The common thread: these organizations are optimizing for the appearance of AI adoption rather than the substance of AI-driven improvement.
The Right Way to Use AI Tools in 2026
So what does Hashimoto recommend? His advice, echoed by experienced AI practitioners across the industry, boils down to a few principles:
1. Start with the Problem, Not the Tool
Before choosing any AI tool, articulate the specific problem you're solving. "We need to respond to customer support tickets faster" is a problem. "We need to use more AI in customer support" is not. The former leads you to the right tool; the latter leads to AI psychosis.
2. Measure Outcomes, Not Usage
Track whether your AI tools are making work better, not just more frequent. If you're using an AI code assistant, measure bug rates, code review turnaround, and developer satisfaction — not lines of AI-generated code.
3. Know What You Want Before You Delegate
This is Hashimoto's central point. AI is like infinite interns — they're only useful if you can give them clear, specific instructions. If you can't articulate what you want, no AI tool will figure it out for you. Spend time understanding your own requirements before shopping for tools.
4. One Good Tool Beats Ten Mediocre Integrations
The best AI setups we see from users on aitrove.ai aren't the ones using twenty tools. They're the ones who picked two or three tools that genuinely fit their workflow and learned to use them deeply. A developer who's expert at Cursor will outperform someone juggling five AI coding tools they barely understand.

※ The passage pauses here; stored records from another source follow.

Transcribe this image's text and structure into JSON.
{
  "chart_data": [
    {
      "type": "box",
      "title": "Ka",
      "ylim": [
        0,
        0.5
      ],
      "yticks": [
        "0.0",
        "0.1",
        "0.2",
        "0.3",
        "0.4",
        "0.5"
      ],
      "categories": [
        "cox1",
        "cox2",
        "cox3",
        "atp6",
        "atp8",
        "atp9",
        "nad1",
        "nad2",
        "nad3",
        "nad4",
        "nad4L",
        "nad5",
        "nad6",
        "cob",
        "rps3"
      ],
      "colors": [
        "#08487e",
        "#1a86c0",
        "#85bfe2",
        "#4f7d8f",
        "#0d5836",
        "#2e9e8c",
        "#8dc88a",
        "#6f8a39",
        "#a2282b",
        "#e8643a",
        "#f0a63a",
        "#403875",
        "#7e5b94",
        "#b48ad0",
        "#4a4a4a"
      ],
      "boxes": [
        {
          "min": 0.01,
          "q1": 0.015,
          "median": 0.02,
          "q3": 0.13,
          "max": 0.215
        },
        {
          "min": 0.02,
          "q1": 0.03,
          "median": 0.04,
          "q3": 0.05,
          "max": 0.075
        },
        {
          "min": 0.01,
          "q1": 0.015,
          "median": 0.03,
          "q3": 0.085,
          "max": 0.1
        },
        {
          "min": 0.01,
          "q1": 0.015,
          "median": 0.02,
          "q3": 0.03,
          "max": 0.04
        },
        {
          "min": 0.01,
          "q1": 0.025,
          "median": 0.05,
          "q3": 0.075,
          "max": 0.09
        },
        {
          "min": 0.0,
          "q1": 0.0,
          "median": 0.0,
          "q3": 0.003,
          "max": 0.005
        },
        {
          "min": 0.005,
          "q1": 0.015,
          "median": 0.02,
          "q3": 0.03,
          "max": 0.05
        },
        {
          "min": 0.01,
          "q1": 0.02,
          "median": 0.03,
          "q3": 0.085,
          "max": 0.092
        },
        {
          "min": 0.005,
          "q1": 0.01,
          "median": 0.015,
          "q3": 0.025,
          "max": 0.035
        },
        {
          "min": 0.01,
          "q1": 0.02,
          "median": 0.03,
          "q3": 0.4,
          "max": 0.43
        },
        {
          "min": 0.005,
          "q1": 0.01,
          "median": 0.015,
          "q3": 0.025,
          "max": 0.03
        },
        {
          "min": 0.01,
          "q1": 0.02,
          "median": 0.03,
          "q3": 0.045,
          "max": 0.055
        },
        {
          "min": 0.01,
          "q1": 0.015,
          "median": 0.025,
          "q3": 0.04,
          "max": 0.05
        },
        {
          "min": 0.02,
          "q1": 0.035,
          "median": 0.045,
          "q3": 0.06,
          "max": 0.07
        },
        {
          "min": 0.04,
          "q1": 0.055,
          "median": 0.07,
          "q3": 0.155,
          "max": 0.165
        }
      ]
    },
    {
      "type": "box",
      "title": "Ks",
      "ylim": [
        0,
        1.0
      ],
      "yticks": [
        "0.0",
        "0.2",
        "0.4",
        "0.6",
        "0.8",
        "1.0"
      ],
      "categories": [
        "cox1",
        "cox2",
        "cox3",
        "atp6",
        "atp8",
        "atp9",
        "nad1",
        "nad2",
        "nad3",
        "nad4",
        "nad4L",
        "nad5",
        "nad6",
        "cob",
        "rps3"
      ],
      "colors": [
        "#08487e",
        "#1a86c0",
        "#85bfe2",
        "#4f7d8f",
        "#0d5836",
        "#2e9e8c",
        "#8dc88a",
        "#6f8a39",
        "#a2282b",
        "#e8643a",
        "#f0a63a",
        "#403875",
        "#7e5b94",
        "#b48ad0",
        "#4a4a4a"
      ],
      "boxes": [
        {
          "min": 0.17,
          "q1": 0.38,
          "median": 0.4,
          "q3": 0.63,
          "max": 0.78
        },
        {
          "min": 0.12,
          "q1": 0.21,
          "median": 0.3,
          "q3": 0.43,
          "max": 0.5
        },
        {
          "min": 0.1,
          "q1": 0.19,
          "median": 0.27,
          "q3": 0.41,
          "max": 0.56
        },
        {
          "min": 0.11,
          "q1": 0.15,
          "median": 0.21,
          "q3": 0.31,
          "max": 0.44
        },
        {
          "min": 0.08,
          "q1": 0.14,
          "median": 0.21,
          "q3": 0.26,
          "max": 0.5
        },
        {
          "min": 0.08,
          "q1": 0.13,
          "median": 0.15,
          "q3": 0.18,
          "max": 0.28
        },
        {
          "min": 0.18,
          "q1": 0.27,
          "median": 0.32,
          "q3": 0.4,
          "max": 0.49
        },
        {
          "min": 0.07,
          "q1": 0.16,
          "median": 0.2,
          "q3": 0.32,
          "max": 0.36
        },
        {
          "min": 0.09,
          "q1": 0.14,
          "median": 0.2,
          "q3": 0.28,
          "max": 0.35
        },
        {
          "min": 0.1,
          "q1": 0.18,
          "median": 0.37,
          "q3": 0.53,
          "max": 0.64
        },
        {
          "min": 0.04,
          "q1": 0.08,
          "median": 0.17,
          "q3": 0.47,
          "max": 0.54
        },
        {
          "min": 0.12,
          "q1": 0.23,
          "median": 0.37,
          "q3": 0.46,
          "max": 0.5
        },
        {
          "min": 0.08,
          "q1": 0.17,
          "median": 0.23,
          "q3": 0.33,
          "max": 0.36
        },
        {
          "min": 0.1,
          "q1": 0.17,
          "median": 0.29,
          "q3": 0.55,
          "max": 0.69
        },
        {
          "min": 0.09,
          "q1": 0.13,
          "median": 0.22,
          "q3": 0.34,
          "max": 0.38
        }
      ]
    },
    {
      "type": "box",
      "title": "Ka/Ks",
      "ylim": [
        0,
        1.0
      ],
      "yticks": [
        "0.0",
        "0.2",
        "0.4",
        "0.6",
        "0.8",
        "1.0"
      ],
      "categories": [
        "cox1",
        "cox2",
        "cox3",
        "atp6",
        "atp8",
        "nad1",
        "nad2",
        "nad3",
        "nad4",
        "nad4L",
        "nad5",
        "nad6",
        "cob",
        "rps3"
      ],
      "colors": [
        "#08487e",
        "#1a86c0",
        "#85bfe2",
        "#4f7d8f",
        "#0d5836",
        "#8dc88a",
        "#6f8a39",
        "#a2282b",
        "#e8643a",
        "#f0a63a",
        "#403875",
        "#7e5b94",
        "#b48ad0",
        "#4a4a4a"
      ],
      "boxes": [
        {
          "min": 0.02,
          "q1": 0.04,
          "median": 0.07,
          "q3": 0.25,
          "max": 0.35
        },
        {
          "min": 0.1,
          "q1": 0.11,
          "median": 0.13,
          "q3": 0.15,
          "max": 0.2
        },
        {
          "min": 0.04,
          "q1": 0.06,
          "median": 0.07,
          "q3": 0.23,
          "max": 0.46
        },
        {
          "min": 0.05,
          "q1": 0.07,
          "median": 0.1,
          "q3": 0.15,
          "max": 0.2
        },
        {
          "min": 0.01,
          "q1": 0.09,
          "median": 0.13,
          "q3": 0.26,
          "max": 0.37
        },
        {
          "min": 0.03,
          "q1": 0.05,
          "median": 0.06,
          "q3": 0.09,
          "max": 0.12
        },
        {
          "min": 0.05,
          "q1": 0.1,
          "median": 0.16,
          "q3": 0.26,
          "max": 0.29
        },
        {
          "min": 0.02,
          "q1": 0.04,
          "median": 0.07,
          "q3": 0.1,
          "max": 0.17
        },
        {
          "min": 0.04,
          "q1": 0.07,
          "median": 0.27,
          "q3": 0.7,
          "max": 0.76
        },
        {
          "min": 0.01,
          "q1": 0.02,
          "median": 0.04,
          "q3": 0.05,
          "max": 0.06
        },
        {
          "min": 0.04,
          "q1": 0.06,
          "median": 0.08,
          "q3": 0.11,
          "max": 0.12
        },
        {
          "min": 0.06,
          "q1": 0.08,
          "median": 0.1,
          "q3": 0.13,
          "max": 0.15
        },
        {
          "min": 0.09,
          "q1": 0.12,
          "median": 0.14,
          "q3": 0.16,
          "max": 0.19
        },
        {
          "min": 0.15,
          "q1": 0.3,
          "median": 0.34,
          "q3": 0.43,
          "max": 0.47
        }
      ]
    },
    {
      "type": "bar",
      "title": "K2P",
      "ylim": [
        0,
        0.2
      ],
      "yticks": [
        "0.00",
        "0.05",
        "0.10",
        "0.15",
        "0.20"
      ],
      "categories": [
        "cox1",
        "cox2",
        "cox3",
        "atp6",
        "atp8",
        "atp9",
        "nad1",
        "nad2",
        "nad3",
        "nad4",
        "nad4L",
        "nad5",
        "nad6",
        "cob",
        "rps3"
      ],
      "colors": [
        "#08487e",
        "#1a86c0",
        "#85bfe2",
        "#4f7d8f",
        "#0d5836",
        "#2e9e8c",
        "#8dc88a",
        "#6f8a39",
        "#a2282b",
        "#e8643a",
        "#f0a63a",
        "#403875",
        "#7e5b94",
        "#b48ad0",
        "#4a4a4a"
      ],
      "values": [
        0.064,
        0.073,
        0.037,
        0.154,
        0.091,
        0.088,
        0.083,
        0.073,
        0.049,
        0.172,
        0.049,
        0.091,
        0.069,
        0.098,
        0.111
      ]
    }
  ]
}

Which AI Tools Actually Move the Needle?
Based on the patterns we see across 300+ AI tools on aitrove.ai, the tools that deliver genuine productivity gains share a few characteristics:
- They solve a specific, well-bounded problem. Tools like AI coding assistants (Cursor, GitHub Copilot) work because writing repetitive code is a clear, automatable task.
- They integrate into existing workflows. The best AI productivity tools don't require you to change how you work — they accelerate what you're already doing.
- They have clear success metrics. You can measure whether AI meeting assistants saved time. You can't easily measure whether your "AI strategy" is working.
- They make humans more effective, not just faster. Tools that help you think better (like advanced AI chatbots for brainstorming) are more valuable than tools that just help you produce more volume.
Key Takeaways for AI Tool Users
Hashimoto's "AI psychosis" concept is a wake-up call for anyone evaluating, purchasing, or deploying AI tools. Here's what to remember:
- AI amplifies intent. If you have clear goals, AI makes you dramatically more effective. If you don't, AI helps you go nowhere faster.
- More tools ≠ more productivity. The companies getting the most from AI aren't the ones using the most tools — they're the ones using the right tools for the right reasons.
- Watch for productivity theater in your own organization. If you're measuring AI adoption instead of AI outcomes, you're at risk.
- Choose tools that fit your actual workflow. Browse aitrove.ai with a specific problem in mind, and you'll find tools that genuinely help. Browse it looking for "something AI" and you'll contribute to the psychosis.
The AI tool landscape in 2026 is genuinely incredible — there are tools for coding, writing, design, research, and automation that would have seemed impossible two years ago. But the tools are only as good as the humans directing them. As Hashimoto put it: the gap isn't between companies that use AI and companies that don't. It's between companies that know what they want and companies that don't.